The Omnipresent Narrator

So, I was looking into narrators this week because I’m struggling with appropriately characterizing a narrator in one of my poems. My preliminary research suggests there are three types of narrators in poetry:

  1. A narrator who is involved, perhaps as a main character, in the events of the story
  2. A narrator who is present and tells what she observes
  3. A narrator relating events completely outside a moment she was present for

Can you switch between these narrators in the same poem? What would be the effects? If you switch the narrator, must you always switch the person? It seems 1 and 2 could be interchangeable with some chronology work, but not 3. Are certain narrators omniscient?
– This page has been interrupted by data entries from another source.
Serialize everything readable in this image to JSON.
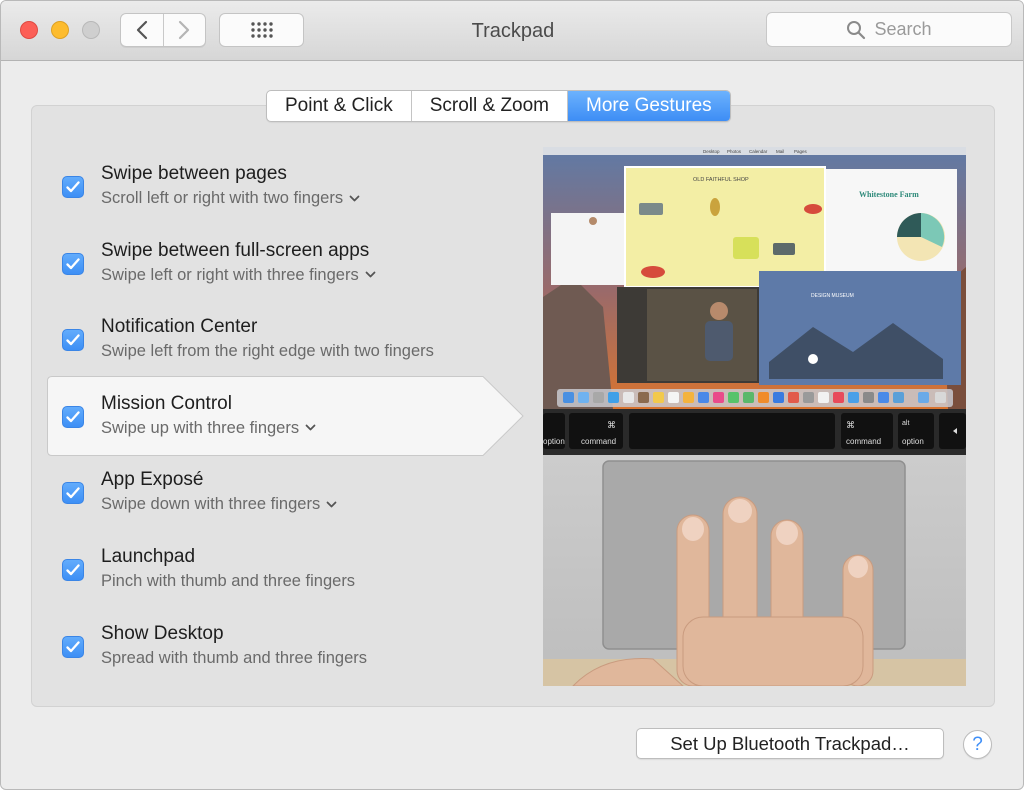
{
  "window": {
    "title": "Trackpad",
    "search_placeholder": "Search"
  },
  "tabs": [
    {
      "label": "Point & Click",
      "active": false
    },
    {
      "label": "Scroll & Zoom",
      "active": false
    },
    {
      "label": "More Gestures",
      "active": true
    }
  ],
  "gestures": [
    {
      "title": "Swipe between pages",
      "subtitle": "Scroll left or right with two fingers",
      "has_menu": true,
      "checked": true
    },
    {
      "title": "Swipe between full-screen apps",
      "subtitle": "Swipe left or right with three fingers",
      "has_menu": true,
      "checked": true
    },
    {
      "title": "Notification Center",
      "subtitle": "Swipe left from the right edge with two fingers",
      "has_menu": false,
      "checked": true
    },
    {
      "title": "Mission Control",
      "subtitle": "Swipe up with three fingers",
      "has_menu": true,
      "checked": true,
      "selected": true
    },
    {
      "title": "App Exposé",
      "subtitle": "Swipe down with three fingers",
      "has_menu": true,
      "checked": true
    },
    {
      "title": "Launchpad",
      "subtitle": "Pinch with thumb and three fingers",
      "has_menu": false,
      "checked": true
    },
    {
      "title": "Show Desktop",
      "subtitle": "Spread with thumb and three fingers",
      "has_menu": false,
      "checked": true
    }
  ],
  "preview": {
    "menu_items": [
      "Desktop",
      "Photos",
      "Calendar",
      "Mail",
      "Pages"
    ],
    "shop_title": "OLD FAITHFUL SHOP",
    "farm_title": "Whitestone Farm",
    "museum_title": "DESIGN MUSEUM",
    "keys": {
      "alt": "alt",
      "option": "option",
      "command": "command",
      "command_symbol": "⌘"
    }
  },
  "footer": {
    "setup_label": "Set Up Bluetooth Trackpad…",
    "help_label": "?"
  },
  "colors": {
    "accent": "#3d8df5",
    "checkbox": "#4a97f7",
    "close": "#fc5f57",
    "minimize": "#fdbc2e"
  }
}
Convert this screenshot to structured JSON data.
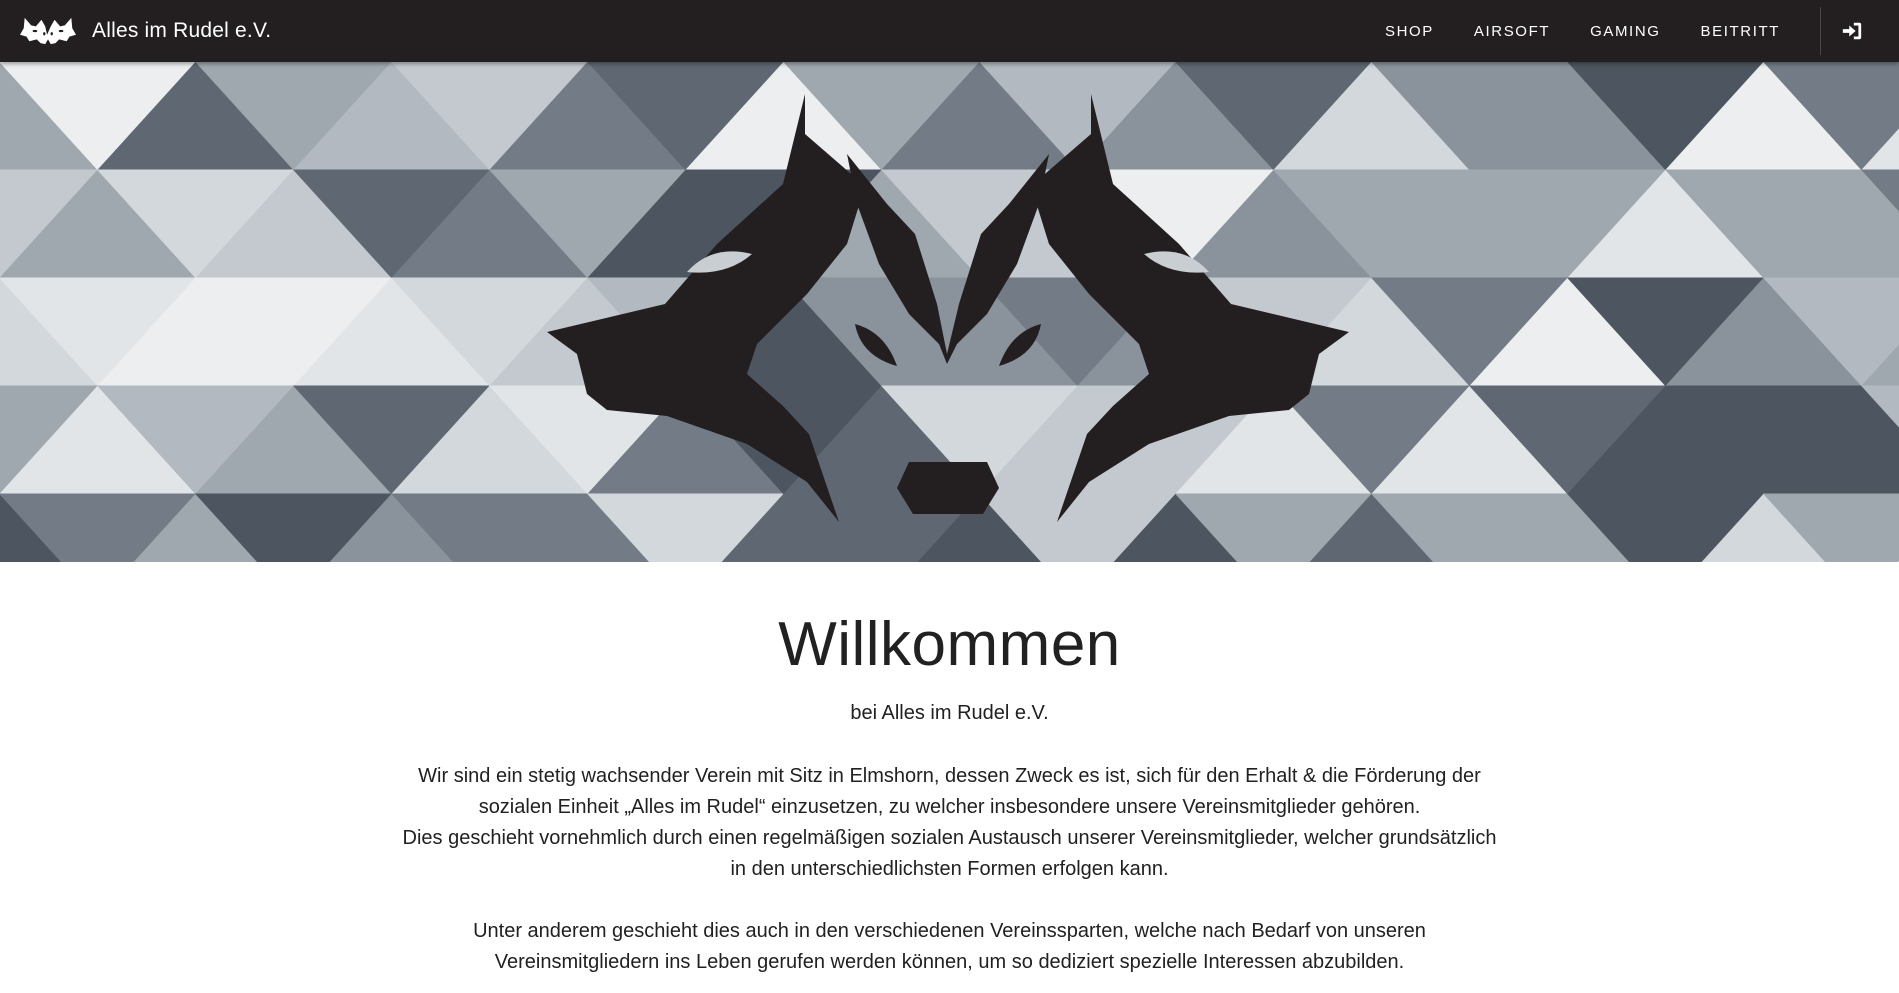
{
  "nav": {
    "brand": "Alles im Rudel e.V.",
    "brand_logo_icon": "wolf-logo-icon",
    "links": [
      "SHOP",
      "AIRSOFT",
      "GAMING",
      "BEITRITT"
    ],
    "login_icon": "sign-in-icon"
  },
  "hero": {
    "logo_icon": "wolf-pack-logo-icon"
  },
  "welcome": {
    "title": "Willkommen",
    "subtitle": "bei Alles im Rudel e.V.",
    "paragraph_1": [
      "Wir sind ein stetig wachsender Verein mit Sitz in Elmshorn, dessen Zweck es ist, sich für den Erhalt & die Förderung der",
      "sozialen Einheit „Alles im Rudel“ einzusetzen, zu welcher insbesondere unsere Vereinsmitglieder gehören.",
      "Dies geschieht vornehmlich durch einen regelmäßigen sozialen Austausch unserer Vereinsmitglieder, welcher grundsätzlich",
      "in den unterschiedlichsten Formen erfolgen kann."
    ],
    "paragraph_2": [
      "Unter anderem geschieht dies auch in den verschiedenen Vereinssparten, welche nach Bedarf von unseren",
      "Vereinsmitgliedern ins Leben gerufen werden können, um so dediziert spezielle Interessen abzubilden."
    ]
  },
  "colors": {
    "navbar": "#231f20",
    "logo": "#231f20",
    "text": "#212121"
  }
}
Every piece of poetry has a narrator (Or is that actually true?) – every piece of poetry with a story has a narrator. How separate can the narrator ever be from the poet – is the narrator not always, in some ways, a reflection of the poet?

For example, when thinking about writing minorities, would I always be writing the minority experience through the lens of a white woman, perhaps through the lens of a white woman’s certain lack of privilege? Is there any way to disengage from my own truth in a poem, and simply write what the poem wants to be?

Or is the fact that I am the person in which the poem originated going to color it so much that it, and the narrator within it, can never truly be separate from me?

3 Replies to “The Omnipresent Narrator”

  1. I think that your mention of narration as a reflection of self is an important distinction to make. The narrator, in my opinion, can’t ever escape their particular experience and how their present and past influences their writing. The brain forms unique connections in every person, and those connections might not ever be exactly the same for any two people. Can we really speak for another person’s experience, and can we really consider any experience universal? I think you’re getting somewhere with this discussion, and it might help to bring it up again later as you go through the semester.

  2. Hi Meaghan,
    I want to focus on one of the final questions you asked: How separate can the narrator be from the poet?
    I have always heard that poets and fiction writers can never write a piece without leaving their mark on it somehow, and I believe this to be true. No matter what kind of narrator I write in, for example, Kate Florence Philip’s daughter, there were still stylistic qualities in my work that make it mine. I choose all the little details that made up the narrator’s mother–it’s sad to say it, but I don’t know if any of those details about the mother’s appearance or the father’s candy shop were true. I made those places my own and, in essence, put a piece of myself into the poem. I have always seen bits of myself, if not myself, in my narratives and poems. I honestly think this question depends on the writer, but in my opinion, anything you write will be a part of you and you will be a part of it.
    Arianna

  3. Meghan,

    I think a lot of the questions you posed here relating to what it means to attempt to write as a marginalized identity of which you are not a part is a complex conversation that will likely continue throughout the rest of the semester and far beyond. In fact, I’m not even going to try to respond to those questions in this comment because there is a lot that I need to think about and try to work through there. However, as far as separating the self from the speaker, or the author from the speaker, I think it is safest to approach it this way: As an author, be aware of the reader’s tendency to equate author and speaker, and be aware of the intrinsic self that you will bring to anything you create. As a reader, never project an assumption that author is equal to speaker. I find that I get the most fruitful readings of poems, and the most organic writing of poetry from prescribing to these ways of thinking about speaker vs. self/author. However, there are always exceptions to this. In fact, I think marginalized identities are a great example of the exception. Knowing that an author is black, for example, will certainly affect my reading of a poem that has racial undertones. But what does this say about what it means to be a minority writer? Can minority writers never separate themselves from their speakers? Is this a flaw in myself, or the many of us who read poetry this way? Or is this assumption one that would be detrimental not to make? This is where things get super complicated. Sorry this comment wasn’t super helpful. Thanks for bringing up the speaker vs. author conversation, though. It’s super interesting!